Nanocomposites consisting of ultrafine, cobalt carbonate nanoneedles and 3D porous graphene aerogel (CoCO3/GA) are in situ synthesized based on a one-step hydrothermal route followed by freeze-drying. A further heat treatment produces cobalt oxide nanoparticles embedded in the conductive GA matrix (Co(3)O(4)/GA). Both the composite anodes deliver excellent specific capacities depending on current density employed: the CoCO(3)/GA anode outperforms the Co(3)O(4)/GA anode at low current densities, and vice versa at current densities higher than 500 mA g(-1). Their electrochemical performances are considered among the best of similar composite anodes consisting of CoCO(3) or Co(3)O(4) active particles embedded in a graphene substrate. The stable multistep electrochemical reactions of the carbonate compound with a unique nanoneedle structure contribute to the excellent cyclic stability of the CoCO(3)/GA electrode, whereas the highly conductive networks along with low charge transfer resistance are responsible for the high rate performance of the Co(3)O(4)/GA electrode.

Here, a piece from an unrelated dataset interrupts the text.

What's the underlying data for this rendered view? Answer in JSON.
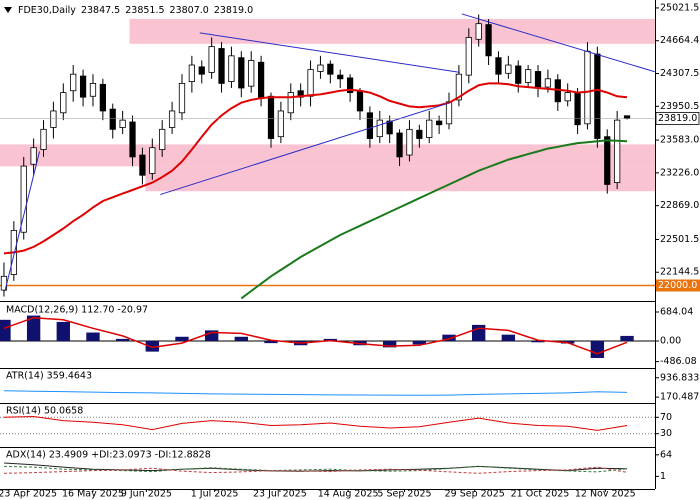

基于一步水热法随后进行冷冻干燥原位合成了由超细碳酸钴纳米针和三维多孔石墨烯气凝胶组成的纳米复合材料(CoCO₃/GA)。进一步的热处理产生嵌入导电GA基体中的氧化钴纳米颗粒(Co₃O₄/GA)。两种复合阳极根据所采用的电流密度均具有出色的比容量:CoCO₃/GA阳极在低电流密度下优于Co₃O₄/GA阳极,而在高于500 mA g⁻¹的电流密度下则相反。它们的电化学性能被认为是由嵌入石墨烯基体中的CoCO₃或Co₃O₄活性颗粒组成的类似复合阳极中最好的。具有独特纳米针结构的碳酸盐化合物的稳定多步电化学反应有助于CoCO₃/GA电极具有出色的循环稳定性,而高导电网络以及低电荷转移电阻则是Co₃O₄/GA电极高倍率性能的原因。